Ein Freifahrschein für Frankreichs Polizei?

Der oberste Chef der „Police Nationale“ hat mit seiner Forderung, dass Polizisten für Vergehen in Ausübung ihres Dienstes nicht in Untersuchungshaft kommen sollen, eine scharfe Debatte ausgelöst.

Nein, nicht alle Polizisten sind gewalttätig. Aber einige schon... Foto: Alternative libertaire from France / Wikimedia Commons / CC-BY-SA 2.0

(KL) – Die französische Polizei steht mächtig unter Druck.
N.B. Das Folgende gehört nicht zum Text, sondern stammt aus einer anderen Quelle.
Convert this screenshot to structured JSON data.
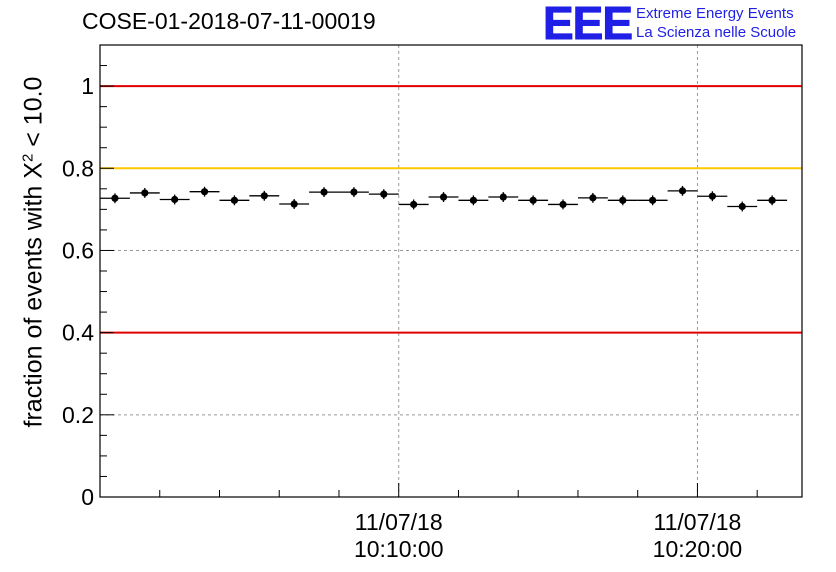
{
  "header": {
    "title": "COSE-01-2018-07-11-00019",
    "logo_mark": "EEE",
    "logo_line1": "Extreme Energy Events",
    "logo_line2": "La Scienza nelle Scuole"
  },
  "chart_data": {
    "type": "scatter",
    "title": "COSE-01-2018-07-11-00019",
    "ylabel_prefix": "fraction of events with ",
    "ylabel_symbol": "X",
    "ylabel_sup": "2",
    "ylabel_suffix": " < 10.0",
    "xlabel": "",
    "ylim": [
      0,
      1.1
    ],
    "yticks": [
      0,
      0.2,
      0.4,
      0.6,
      0.8,
      1
    ],
    "ytick_labels": [
      "0",
      "0.2",
      "0.4",
      "0.6",
      "0.8",
      "1"
    ],
    "xlim_minutes": [
      0,
      23.5
    ],
    "xtick_labels": [
      {
        "minute": 10,
        "date": "11/07/18",
        "time": "10:10:00"
      },
      {
        "minute": 20,
        "date": "11/07/18",
        "time": "10:20:00"
      }
    ],
    "reference_lines": [
      {
        "y": 1.0,
        "color": "#e00000"
      },
      {
        "y": 0.8,
        "color": "#ffc800"
      },
      {
        "y": 0.4,
        "color": "#e00000"
      }
    ],
    "grid": true,
    "bin_width_minutes": 1,
    "points": [
      {
        "x": 0.5,
        "y": 0.727
      },
      {
        "x": 1.5,
        "y": 0.74
      },
      {
        "x": 2.5,
        "y": 0.724
      },
      {
        "x": 3.5,
        "y": 0.743
      },
      {
        "x": 4.5,
        "y": 0.722
      },
      {
        "x": 5.5,
        "y": 0.733
      },
      {
        "x": 6.5,
        "y": 0.713
      },
      {
        "x": 7.5,
        "y": 0.742
      },
      {
        "x": 8.5,
        "y": 0.742
      },
      {
        "x": 9.5,
        "y": 0.737
      },
      {
        "x": 10.5,
        "y": 0.712
      },
      {
        "x": 11.5,
        "y": 0.73
      },
      {
        "x": 12.5,
        "y": 0.722
      },
      {
        "x": 13.5,
        "y": 0.73
      },
      {
        "x": 14.5,
        "y": 0.722
      },
      {
        "x": 15.5,
        "y": 0.712
      },
      {
        "x": 16.5,
        "y": 0.728
      },
      {
        "x": 17.5,
        "y": 0.722
      },
      {
        "x": 18.5,
        "y": 0.722
      },
      {
        "x": 19.5,
        "y": 0.745
      },
      {
        "x": 20.5,
        "y": 0.732
      },
      {
        "x": 21.5,
        "y": 0.707
      },
      {
        "x": 22.5,
        "y": 0.722
      }
    ],
    "error": 0.012
  }
}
Seit 2018 müssen die Ordnungshüter fast jedes Wochenende als Prügelknaben für die inkompetente Politik ihrer Regierung herhalten und langsam kommen die Ordnungshüter an ihre Grenzen. Dazu kommen zahlreiche Überschreitungen ihrer Kompetenzen und leider auch Gewaltexzesse, die sogar von der UNO deutlich kritisiert werden. Dass Frédéric Veaux, der oberste Chef der „Police Nationale“, nun fordert, dass Polizisten, denen ein Vergehen in Ausübung ihrer Funktion vorgeworfen wird, nicht mehr in Untersuchungshaft genommen werden sollen, ist allerdings starker Tobak. Denn in der Praxis bedeutet dies nicht mehr und nicht weniger als einen Freifahrschein für die Polizei. Was einmal mehr die Frage aufwirft, wohin Frankreich gerade steuert.
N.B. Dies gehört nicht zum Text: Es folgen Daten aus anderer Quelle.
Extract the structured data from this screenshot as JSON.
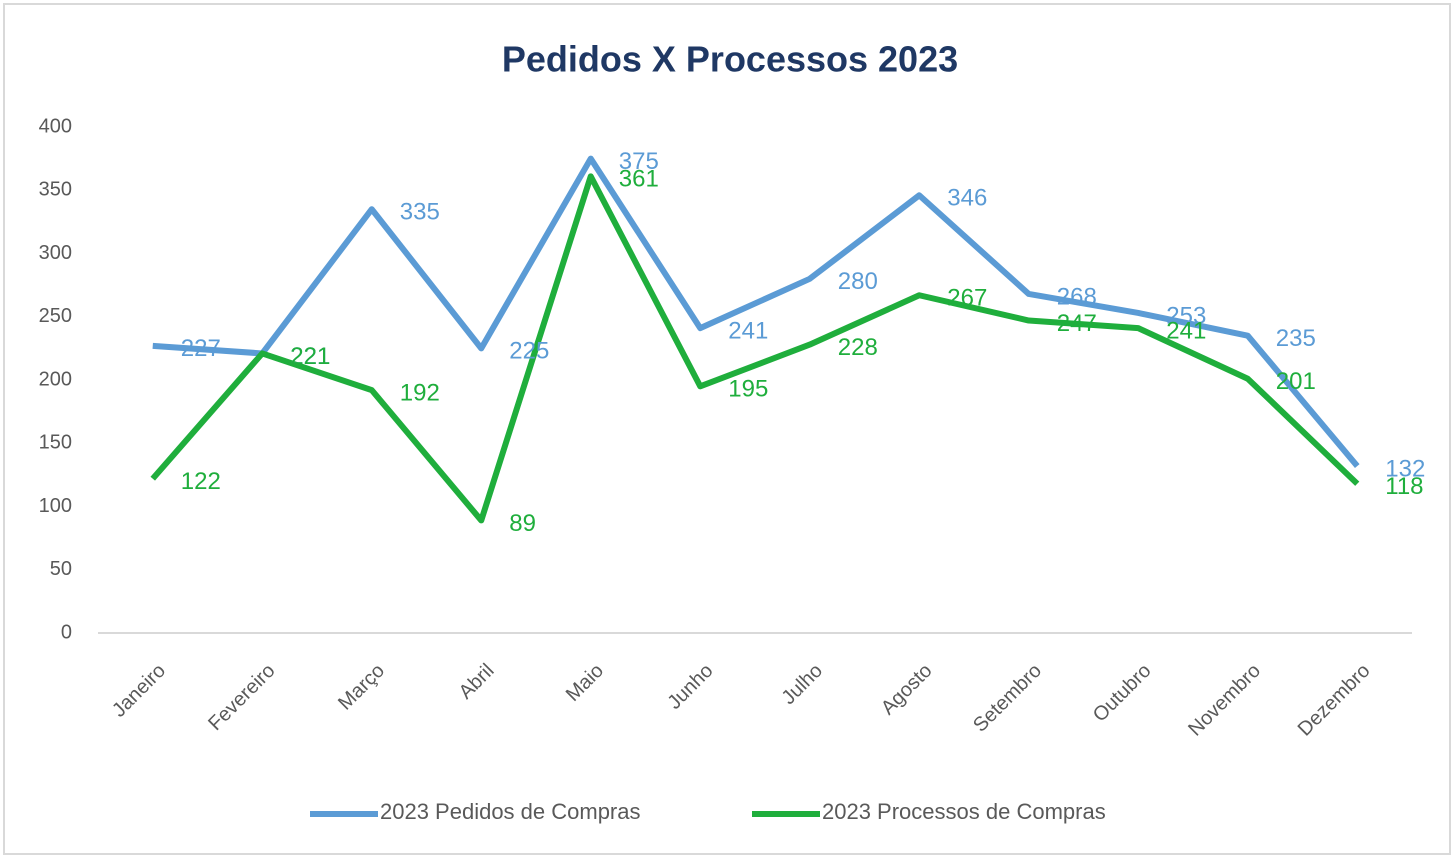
{
  "chart_data": {
    "type": "line",
    "title": "Pedidos X Processos 2023",
    "categories": [
      "Janeiro",
      "Fevereiro",
      "Março",
      "Abril",
      "Maio",
      "Junho",
      "Julho",
      "Agosto",
      "Setembro",
      "Outubro",
      "Novembro",
      "Dezembro"
    ],
    "series": [
      {
        "name": "2023 Pedidos de Compras",
        "color": "#5b9bd5",
        "values": [
          227,
          221,
          335,
          225,
          375,
          241,
          280,
          346,
          268,
          253,
          235,
          132
        ]
      },
      {
        "name": "2023 Processos de Compras",
        "color": "#1fae3c",
        "values": [
          122,
          221,
          192,
          89,
          361,
          195,
          228,
          267,
          247,
          241,
          201,
          118
        ]
      }
    ],
    "ylim": [
      0,
      400
    ],
    "yticks": [
      0,
      50,
      100,
      150,
      200,
      250,
      300,
      350,
      400
    ],
    "grid": false,
    "legend": "bottom"
  }
}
Ausgangspunkt für diese Debatte war, dass in Marseille mehrere Polizisten in Untersuchungshaft genommen wurden, denen „Körperverletzung im Amt“ vorgeworfen wird, ein ziemlich häufiger Vorwurf in Frankreich seit 2018. Dies sorgte in den Reihen der Polizei für heftige Kritik und ein hoher Polizeivertreter kommentierte: „Es ist unerträglich, dass unsere Jungs im Gefängnis sitzen und die Verbrecher frei herumlaufen“. Dies ist zwar stark vereinfacht dargestellt, doch aus Sicht der Ordnungshüter durchaus nachvollziehbar.

Doch die Lösung kann kein Freifahrschein für die Polizei sein, bei der nach 6 Jahren der permanenten Unruhen und Auseinandersetzungen die Nerven blank liegen. Wenn man nun noch bedenkt, dass die Unruhen in Frankreich alles andere als vorbei sind und wahrscheinlich spätestens zu den Olympischen Spielen in Paris 2024 erneut aufflammen, dann wäre eine solche Regelung hochgefährlich.

Nun läuft es auf eine Art Armdrücken zwischen Polizei und Regierung hinaus. Vom fernen Neu-Kaledonien aus sagte Präsident Macron, dass „alle vor dem Gesetz gleich sind“ und erteilte dem Vorschlag somit eine Absage. Doch die französische Polizei will es nicht dabei belassen und Hunderte Polizisten haben sich erst einmal krankschreiben lassen, während andere nach „Code 562“ arbeiten, was bedeutet, dass sie sich nur noch um echte Notfälle kümmern, andere Vorgänge aber nicht bearbeiten. Für einen Beruf, der kein Streikrecht genieβt, ist das die höchste Form der Arbeitsverweigerung.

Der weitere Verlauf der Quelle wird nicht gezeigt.